Fügen Sie Oracle-Hostinformationen hinzu und lassen Sie NetApp Backup and Recovery die Workloads erkennen. Wählen Sie in jedem Konsolenagenten die Systeme aus, auf denen Sie Workloads ermitteln möchten.

Schritte
  1. Wählen Sie im NetApp Console Schutz > Sicherung und Wiederherstellung.

  2. Wählen Sie unter Workloads die Kachel Oracle aus.

  3. Wählen Sie Ressourcen entdecken.

  4. Wählen Sie Oracle für das Feld Workload type aus.

  5. Wenn Sie noch keine Anmeldeinformationen für diesen Oracle Database-Host gespeichert haben, wählen Sie Add credentials.

    1. Wählen Sie den Konsolenagenten aus, der mit diesem Host verwendet werden soll.

    2. Geben Sie einen Namen für diese Anmeldeinformationen ein.

    3. Geben Sie den Benutzernamen und das Kennwort für das Konto ein.

    4. Wählen Sie Fertig.

  6. Hostregistrierung: Fügen Sie einen neuen Oracle Database Host hinzu. Geben Sie im Feld Host-FQDN oder IP-Adresse den FQDN oder die IP-Adresse des Hosts ein – bei Clusterdatenbanken können Sie den FQDN oder die IP-Adresse eines beliebigen Knotens im Cluster eingeben. Geben Sie anschließend die Anmeldeinformationen, den Console Agent und die Portnummer an.

  7. (Optional) Wenn Sie Anmeldeinformationen für einen Nicht-Root-Benutzer auswählen, führen Sie Folgendes aus:

    1. Anweisungen zum Hinzufügen des von Ihnen ausgewählten Nicht-Root-Benutzers zur sudoers-Datei auf dem Oracle Database-Host finden Sie unter Configure sudoers.

    2. Folgen Sie den Anweisungen im Dialog, aktivieren Sie das Kontrollkästchen, wenn Sie fertig sind, und wählen Sie Fertig.

  8. Erweiterte Einstellungen: Führen Sie Folgendes aus:

    1. Geben Sie den Port und den Installationspfad für das NetApp Plug-in ein. Das Plug-in ermöglicht die Kommunikation zwischen dem Oracle-Datenbankhost und NetApp Backup and Recovery.
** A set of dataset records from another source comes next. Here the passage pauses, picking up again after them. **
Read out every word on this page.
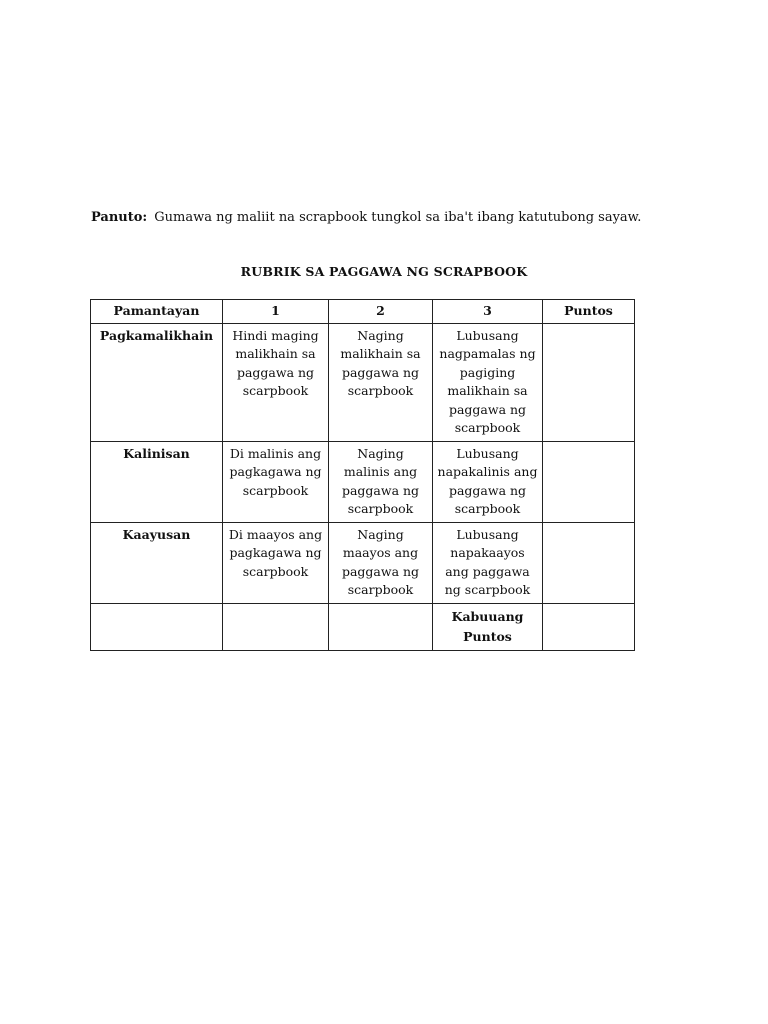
Panuto: Gumawa ng maliit na scrapbook tungkol sa iba't ibang katutubong sayaw.

RUBRIK SA PAGGAWA NG SCRAPBOOK
Pamantayan	1	2	3	Puntos
Pagkamalikhain	Hindi maging malikhain sa paggawa ng scarpbook	Naging malikhain sa paggawa ng scarpbook	Lubusang nagpamalas ng pagiging malikhain sa paggawa ng scarpbook	
Kalinisan	Di malinis ang pagkagawa ng scarpbook	Naging malinis ang paggawa ng scarpbook	Lubusang napakalinis ang paggawa ng scarpbook	
Kaayusan	Di maayos ang pagkagawa ng scarpbook	Naging maayos ang paggawa ng scarpbook	Lubusang napakaayos ang paggawa ng scarpbook	
			Kabuuang Puntos	
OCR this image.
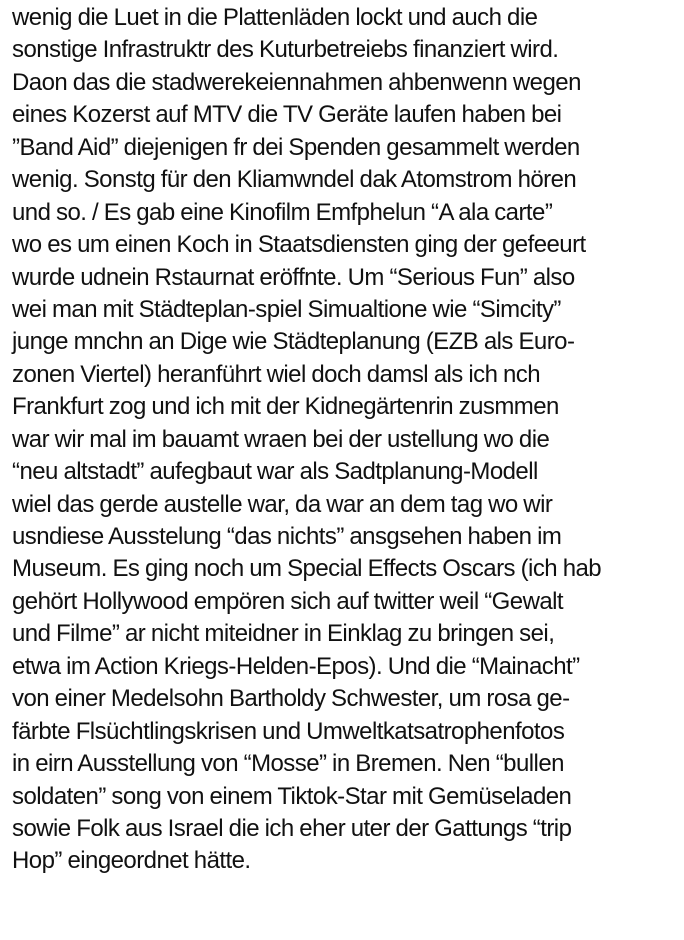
wenig die Luet in die Plattenläden lockt und auch die
sonstige Infrastruktr des Kuturbetreiebs finanziert wird.
Daon das die stadwerekeiennahmen ahbenwenn wegen
eines Kozerst auf MTV die TV Geräte laufen haben bei
”Band Aid” diejenigen fr dei Spenden gesammelt werden
wenig. Sonstg für den Kliamwndel dak Atomstrom hören
und so. / Es gab eine Kinofilm Emfphelun “A ala carte”
wo es um einen Koch in Staatsdiensten ging der gefeeurt
wurde udnein Rstaurnat eröffnte. Um “Serious Fun” also
wei man mit Städteplan-spiel Simualtione wie “Simcity”
junge mnchn an Dige wie Städteplanung (EZB als Euro-
zonen Viertel) heranführt wiel doch damsl als ich nch
Frankfurt zog und ich mit der Kidnegärtenrin zusmmen
war wir mal im bauamt wraen bei der ustellung wo die
“neu altstadt” aufegbaut war als Sadtplanung-Modell
wiel das gerde austelle war, da war an dem tag wo wir
usndiese Ausstelung “das nichts” ansgsehen haben im
Museum. Es ging noch um Special Effects Oscars (ich hab
gehört Hollywood empören sich auf twitter weil “Gewalt
und Filme” ar nicht miteidner in Einklag zu bringen sei,
etwa im Action Kriegs-Helden-Epos). Und die “Mainacht”
von einer Medelsohn Bartholdy Schwester, um rosa ge-
färbte Flsüchtlingskrisen und Umweltkatsatrophenfotos
in eirn Ausstellung von “Mosse” in Bremen. Nen “bullen
soldaten” song von einem Tiktok-Star mit Gemüseladen
sowie Folk aus Israel die ich eher uter der Gattungs “trip
Hop” eingeordnet hätte.
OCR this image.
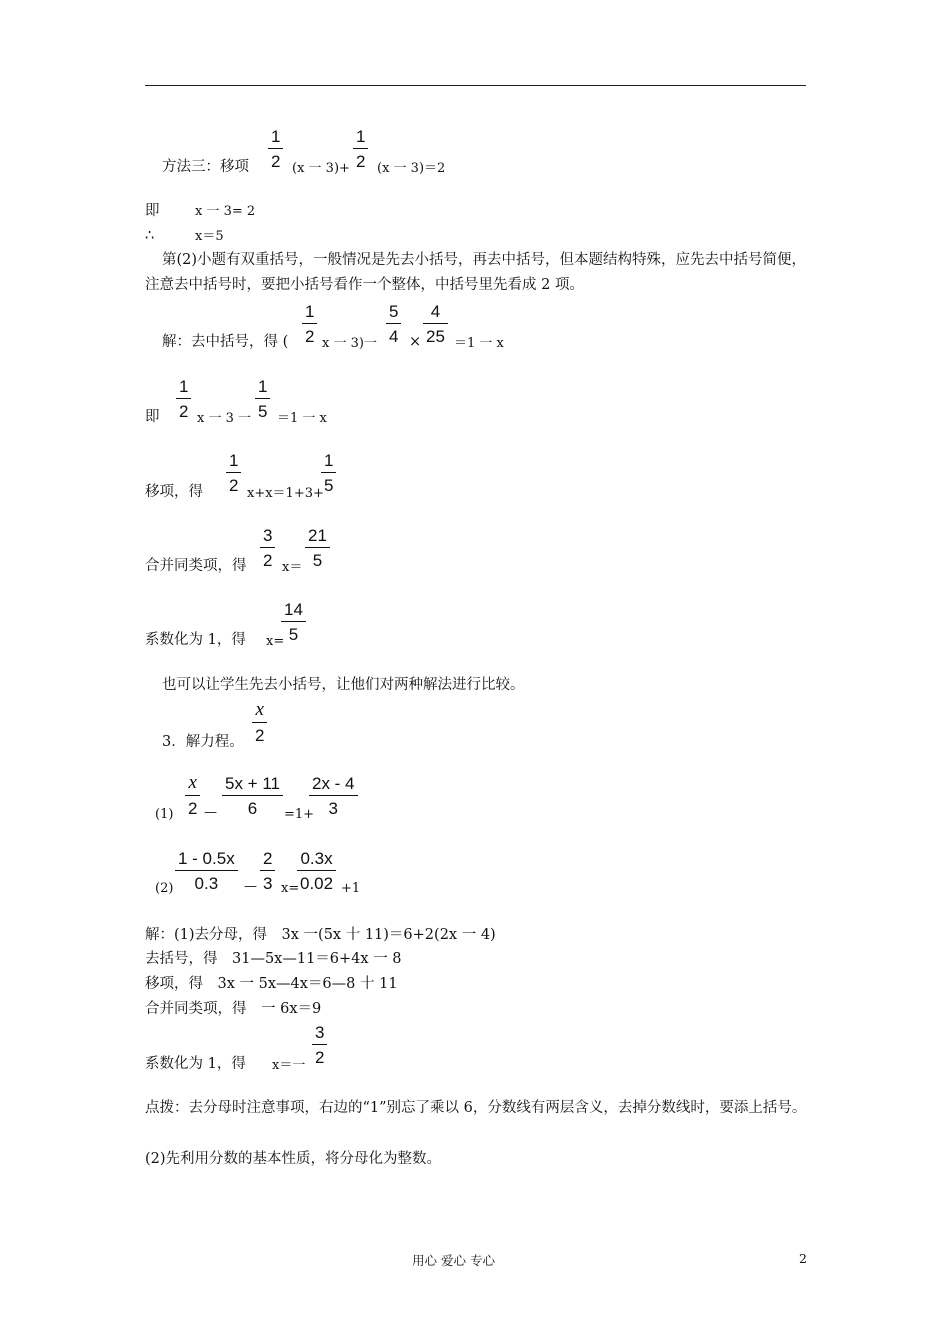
方法三：移项
1
2 (x 一 3)+
1
2 (x 一 3)＝2
即	x 一 3= 2
∴	x＝5
第(2)小题有双重括号，一般情况是先去小括号，再去中括号，但本题结构特殊，应先去中括号简便，注意去中括号时，要把小括号看作一个整体，中括号里先看成 2 项。
解：去中括号，得 (
1
2 x 一 3)一
5
4 ×
4
25 ＝1 一 x
即
1
2 x 一 3 一
1
5 ＝1 一 x
移项，得
1
2 x+x＝1+3+
1
5
合并同类项，得
3
2 x＝
21
5
系数化为 1，得 x=
14
5
也可以让学生先去小括号，让他们对两种解法进行比较。
3．解力程。
x
2
(1)
x
2 —
5x + 11
6 =1+
2x - 4
3
(2)
1 - 0.5x
0.3 —
2
3 x=
0.3x
0.02 +1
解：(1)去分母，得　3x 一(5x 十 11)＝6+2(2x 一 4)
去括号，得　31—5x—11＝6+4x 一 8
移项，得　3x 一 5x—4x＝6—8 十 11
合并同类项，得　一 6x＝9
系数化为 1，得 x＝一
3
2
点拨：去分母时注意事项，右边的“1”别忘了乘以 6，分数线有两层含义，去掉分数线时，要添上括号。
(2)先利用分数的基本性质，将分母化为整数。
用心 爱心 专心	2
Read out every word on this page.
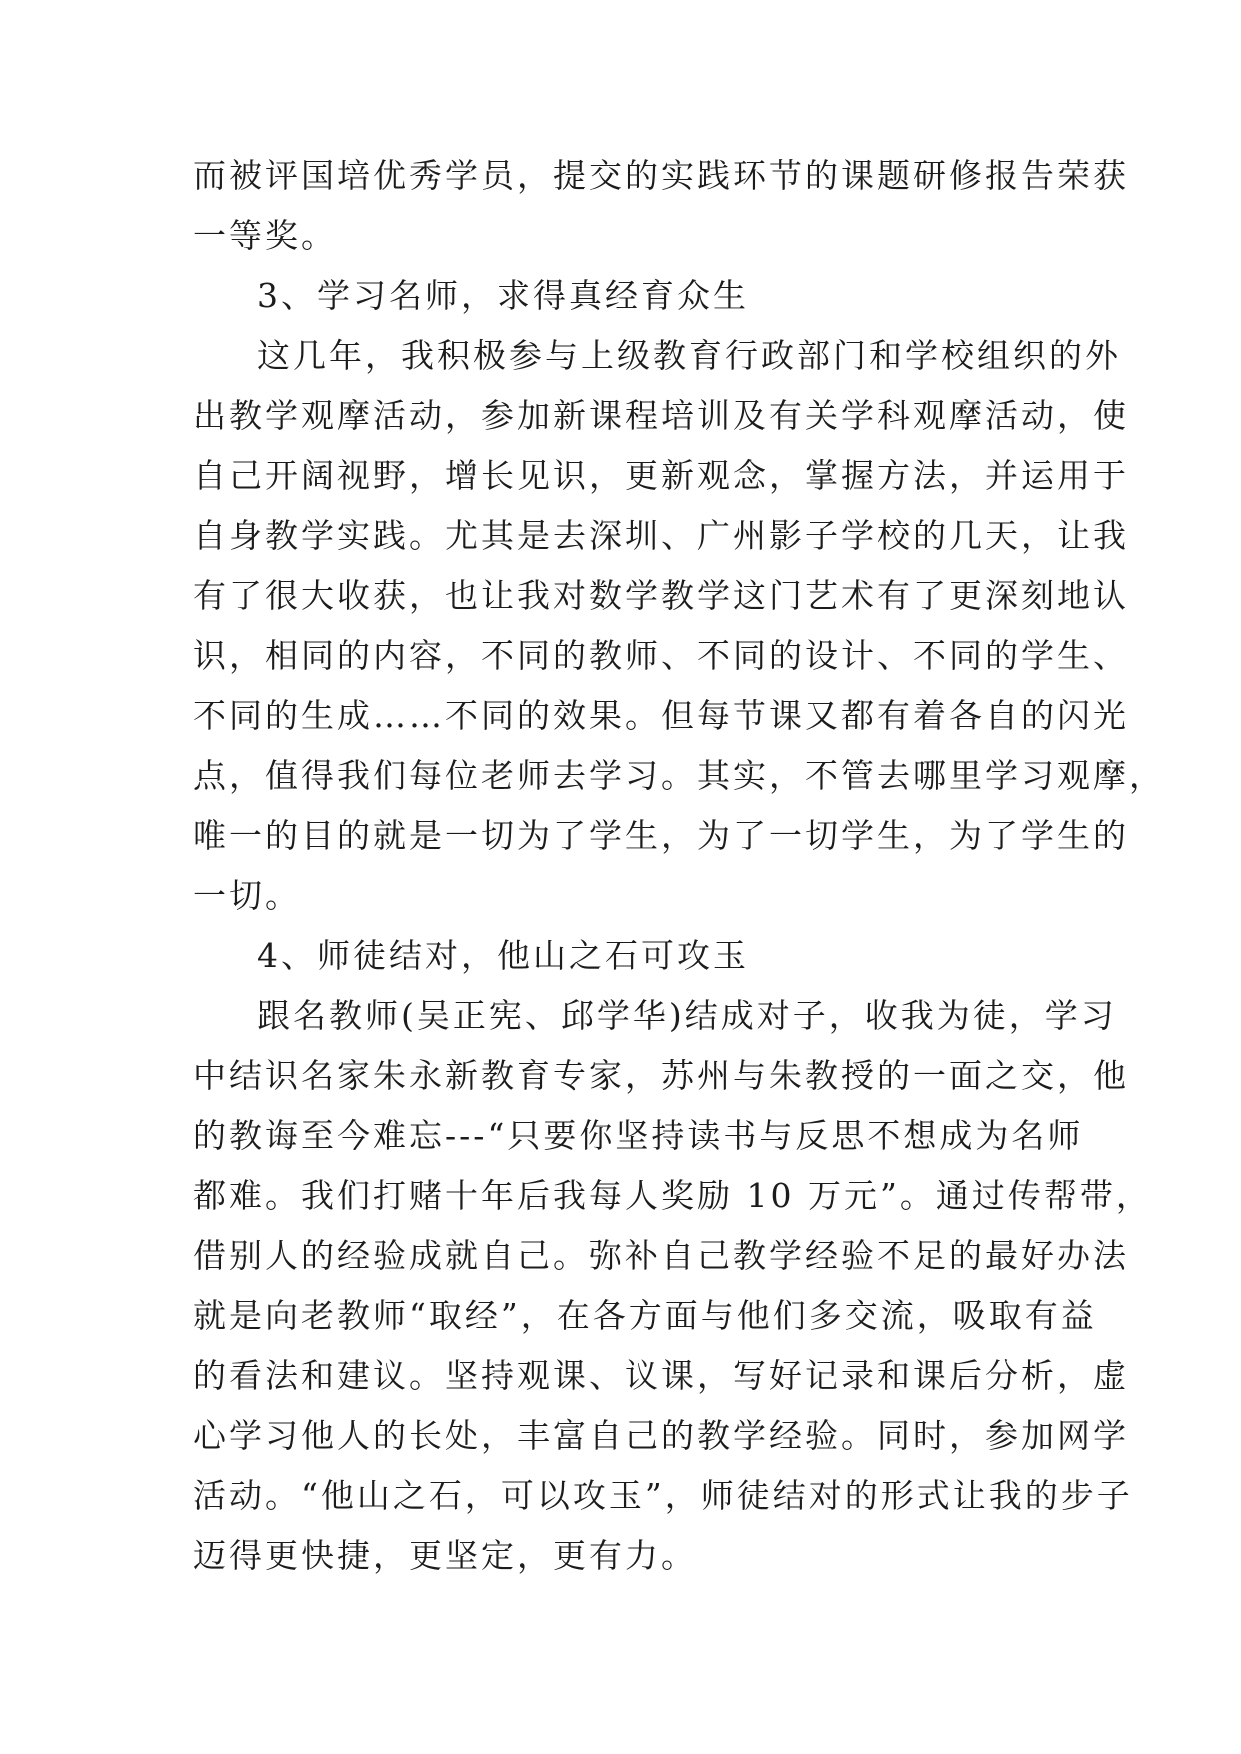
而被评国培优秀学员，提交的实践环节的课题研修报告荣获
一等奖。
3、学习名师，求得真经育众生
这几年，我积极参与上级教育行政部门和学校组织的外
出教学观摩活动，参加新课程培训及有关学科观摩活动，使
自己开阔视野，增长见识，更新观念，掌握方法，并运用于
自身教学实践。尤其是去深圳、广州影子学校的几天，让我
有了很大收获，也让我对数学教学这门艺术有了更深刻地认
识，相同的内容，不同的教师、不同的设计、不同的学生、
不同的生成……不同的效果。但每节课又都有着各自的闪光
点，值得我们每位老师去学习。其实，不管去哪里学习观摩，
唯一的目的就是一切为了学生，为了一切学生，为了学生的
一切。
4、师徒结对，他山之石可攻玉
跟名教师(吴正宪、邱学华)结成对子，收我为徒，学习
中结识名家朱永新教育专家，苏州与朱教授的一面之交，他
的教诲至今难忘---“只要你坚持读书与反思不想成为名师
都难。我们打赌十年后我每人奖励 10 万元”。通过传帮带，
借别人的经验成就自己。弥补自己教学经验不足的最好办法
就是向老教师“取经”，在各方面与他们多交流，吸取有益
的看法和建议。坚持观课、议课，写好记录和课后分析，虚
心学习他人的长处，丰富自己的教学经验。同时，参加网学
活动。“他山之石，可以攻玉”，师徒结对的形式让我的步子
迈得更快捷，更坚定，更有力。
    2. Wählen Sie, ob NetApp Backup und Recovery das Plug-in automatisch auf jedem Host installieren oder die automatische Plug-in-Installation für alle Hosts überspringen soll. Wählen Sie Anleitung anzeigen, um Anweisungen zur manuellen Installation zu erhalten.

      Hinweis

      Backup und Recovery verbindet sich per SSH mit jedem Host, um das Plug-in automatisch zu installieren. Aktivieren Sie die Option manuelle Installation verwenden, wenn einer der folgenden Punkte zutrifft:

      • Auf einem oder mehreren Hosts läuft der SSH-Dienst nicht.

      • Auf jedem Host ist das NetApp Plug-in bereits vorhanden (auch wenn es nur auf einigen Cluster-Mitgliedern vorhanden ist).

      • Sie bevorzugen es, das Plug-in auf jedem Host manuell zu installieren.

    3. Wenn der Datenbankhost in einem Cluster organisiert ist, aktivieren Sie die Option Alle Hosts im Cluster hinzufügen, um alle Hosts im Cluster zu ermitteln.

    4. Wählen Sie, ob vor der automatischen Installation des Plug-ins auf jedem Host Vorabprüfungen durchgeführt werden sollen. Schlagen die Prüfungen fehl, wird die automatische Plug-in-Installation gestoppt. Um die Prüfungen zu umgehen und das Plug-in trotzdem zu installieren, aktivieren Sie Optionale Vorabprüfungen überspringen (automatisch aktiviert, wenn Sie die manuelle Installation wählen).

  9. Wählen Sie Entdecken.

    Tipp Das Hinzufügen von Ressourcen kann einige Minuten dauern. Um den Fortschritt zu sehen, wählen Sie Fortschritt verfolgen im Statusdialog unten auf der Inventarseite oder wählen Sie Überwachung im Menü auf der linken Seite.
Ergebnis

Die Oracle Database-Workload wird in der Liste der Workloads auf der Inventarseite angezeigt.

Weiter zum NetApp Backup and Recovery Dashboard

  1. Wählen Sie im NetApp Console Schutz > Sicherung und Wiederherstellung.

  2. Wählen Sie eine Workload-Kachel aus (z. B. Microsoft SQL Server).

  3. Wählen Sie im Menü „Sichern und Wiederherstellen“ die Option „Dashboard“ aus.

  4. Überprüfen Sie den Zustand des Datenschutzes. Die Anzahl der gefährdeten oder geschützten Workloads steigt basierend auf den neu entdeckten, geschützten und gesicherten Workloads.